Cardinals’ prospect Oscar Taveras died on Sunday. The 22-year-old had a promising future before a terrible tragedy cut his life short.
While baseball fans were focused on game five of the World Series, the news of Taveras’ death started circulating. Prior to the 2014 season, he was rated the third-best prospect in baseball by BaseballProspectus.com and Baseball America.
Taveras and his girlfriend, Edilia Arvelo, were driving in his native Dominican Republic when they got into a car crash in a red Chevrolet Camaro. Both Taveras and his 18-year-old girlfriend died in the crash when their car slid because of heavy rain.

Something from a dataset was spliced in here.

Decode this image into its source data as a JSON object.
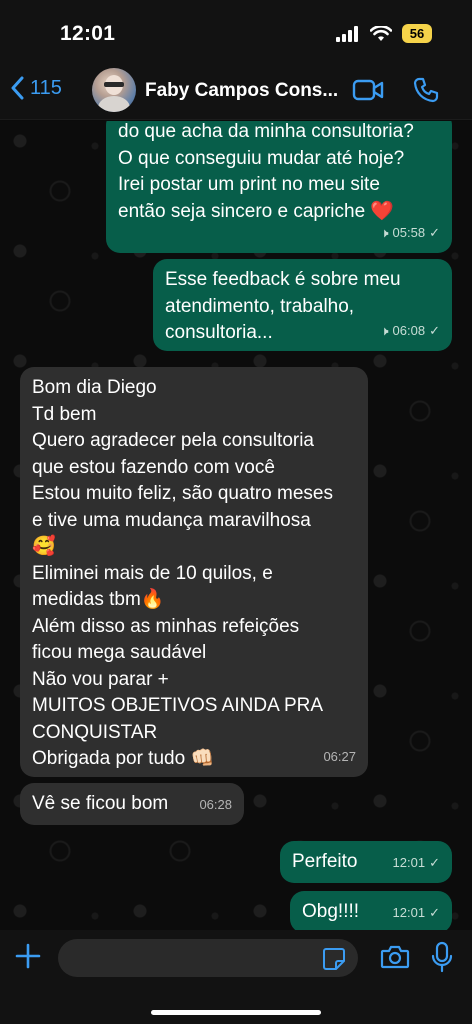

Taveras has been in the Cardinals’ system since 2009 and had success at every minor league level. In his minor league career, he batted .320 while showing some signs of power by hitting 23 home runs in 2012.
The outfielder was called up mid-season and played 80 games for St. Louis. In his second career at-bat, he homered, one of only three in his short career. He struggled in the big leagues and reached base at a clip of only .272.
The rookie managed to make this year’s postseason roster despite having a negative value in the regular season. His career-defining moment came in game two of the NLCS. Taveras pinch hit in the seventh inning and blasted a home run off of Giants’ reliever Jean Machi. The blast tied the game, but the Cardinals lost the game and the series. He pinch hit in games four and five, singling in game four.
Although he was primarily a centerfielder in the minors, Taveras mostly played right field for the Cardinals.
The lefty played in two All-Star Futures Games and was elected a Minor League All-Star three times, winning the All-Star game MVP in 2012.
Bill DeWitt Jr., the Cardinals owner, expressed his sympathy. “Oscar was an amazing talent with a bright future who was taken from us well before his time.”
“All of us throughout Major League Baseball are in mourning this evening, shocked by the heartbreaking news of the accident involving Cardinals outfielder Oscar Taveras,” MLB commissioner Bud Selig said. “Oscar, a young member of the baseball family, was full of promise and at the dawn of a wonderful career in our game, evident in his game-tying home run against the Giants exactly two weeks ago.”
Obviously, the death is a shock, and our thoughts are with both families involved. The entire baseball world was shaken at a time when the sport was supposed to showcase the best it had to offer. We are all less fortunate for not having Oscar Taveras longer.